Le gouvernement Harper ne se sentira pas lié par les conclusions du rapport du BAPE sur l'oléoduc Énergie Est, une évaluation annoncée cette semaine par le gouvernement Couillard.

Le gouvernement Harper soutient que la responsabilité constitutionnelle d'évaluer des projets de nature interprovinciale revient au fédéral. Et l'évaluation de l'Office national de l'énergie (ONÉ) sera la seule étudiée au moment d'approuver ou de rejeter le vaste projet de 12 milliards, a-t-on confirmé au bureau du ministre fédéral des Ressources naturelles, Greg Rickford.

«Le gouvernement fédéral se fie à l'évaluation rigoureuse, exhaustive et indépendante de l'Office national de l'énergie pour des décisions liées aux projets d'infrastructure en énergie», a résumé le porte-parole du ministre, Chris McCluskey.

Dans une lettre expédiée à TransCanada cette semaine, le ministre québécois de l'Environnement, David Heurtel, énonce sept conditions pour que son gouvernement appuie le projet. Parmi celles-ci, l'ensemble du tronçon québécois d'Énergie Est doit être soumis à une évaluation du Bureau des audiences publiques sur l'environnement (BAPE).

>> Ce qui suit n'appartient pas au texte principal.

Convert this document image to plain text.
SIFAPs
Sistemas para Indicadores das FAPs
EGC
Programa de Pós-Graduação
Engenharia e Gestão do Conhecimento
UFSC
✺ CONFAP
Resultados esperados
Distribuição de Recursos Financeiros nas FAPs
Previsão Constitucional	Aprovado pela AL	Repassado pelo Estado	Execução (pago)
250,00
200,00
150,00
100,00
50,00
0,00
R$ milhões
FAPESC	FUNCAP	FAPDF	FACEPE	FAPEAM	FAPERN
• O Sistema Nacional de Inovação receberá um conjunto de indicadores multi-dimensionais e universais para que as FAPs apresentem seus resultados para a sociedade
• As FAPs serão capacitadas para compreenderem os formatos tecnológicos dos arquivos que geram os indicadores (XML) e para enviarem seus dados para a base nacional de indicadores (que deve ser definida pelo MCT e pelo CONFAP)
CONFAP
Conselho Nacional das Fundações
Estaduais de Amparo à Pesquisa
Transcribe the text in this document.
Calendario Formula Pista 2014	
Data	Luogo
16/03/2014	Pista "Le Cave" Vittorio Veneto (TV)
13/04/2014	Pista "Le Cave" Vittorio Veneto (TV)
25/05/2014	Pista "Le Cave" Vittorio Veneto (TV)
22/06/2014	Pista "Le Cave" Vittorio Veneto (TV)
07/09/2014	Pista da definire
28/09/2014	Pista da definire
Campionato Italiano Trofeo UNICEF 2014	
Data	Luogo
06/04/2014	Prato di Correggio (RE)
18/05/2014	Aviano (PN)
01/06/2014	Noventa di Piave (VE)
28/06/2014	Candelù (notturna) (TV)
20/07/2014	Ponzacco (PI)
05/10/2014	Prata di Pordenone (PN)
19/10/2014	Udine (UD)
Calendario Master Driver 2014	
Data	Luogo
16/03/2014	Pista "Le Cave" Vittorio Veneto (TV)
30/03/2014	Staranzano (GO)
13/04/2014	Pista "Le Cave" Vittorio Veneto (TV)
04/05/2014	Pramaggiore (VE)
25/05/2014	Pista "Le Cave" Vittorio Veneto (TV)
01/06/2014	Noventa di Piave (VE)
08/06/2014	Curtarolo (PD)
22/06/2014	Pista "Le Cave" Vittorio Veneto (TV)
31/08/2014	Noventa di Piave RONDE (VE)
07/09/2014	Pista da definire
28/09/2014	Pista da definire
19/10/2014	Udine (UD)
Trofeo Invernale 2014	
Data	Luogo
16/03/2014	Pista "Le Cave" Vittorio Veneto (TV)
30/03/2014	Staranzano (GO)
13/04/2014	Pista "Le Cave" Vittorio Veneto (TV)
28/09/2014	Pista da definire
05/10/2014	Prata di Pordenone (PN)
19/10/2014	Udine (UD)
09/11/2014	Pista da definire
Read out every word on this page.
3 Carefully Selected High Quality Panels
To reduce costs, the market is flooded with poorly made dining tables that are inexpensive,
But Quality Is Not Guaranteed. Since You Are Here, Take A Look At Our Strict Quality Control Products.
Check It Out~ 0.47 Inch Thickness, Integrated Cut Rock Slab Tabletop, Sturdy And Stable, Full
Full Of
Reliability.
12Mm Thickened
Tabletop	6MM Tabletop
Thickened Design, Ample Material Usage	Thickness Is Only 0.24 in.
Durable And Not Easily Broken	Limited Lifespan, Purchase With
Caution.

Cette étude doit tenir compte des émissions de gaz à effet de serre produites en amont de l'oléoduc par l'extraction de pétrole des sables bitumineux. Cet élément ne sera pas examiné par l'ONÉ.

En saisissant le BAPE du dossier, Québec a contredit TransCanada, qui soutient qu'Énergie Est relève de l'autorité du gouvernement fédéral. La compagnie avait seulement accepté de soumettre son plan de bâtir un terminal pétrolier à Cacouna à l'examen du BAPE.

M. Heurtel soutient au contraire que le Québec aura son mot à dire sur l'ensemble du volet québécois du projet, y compris le pipeline.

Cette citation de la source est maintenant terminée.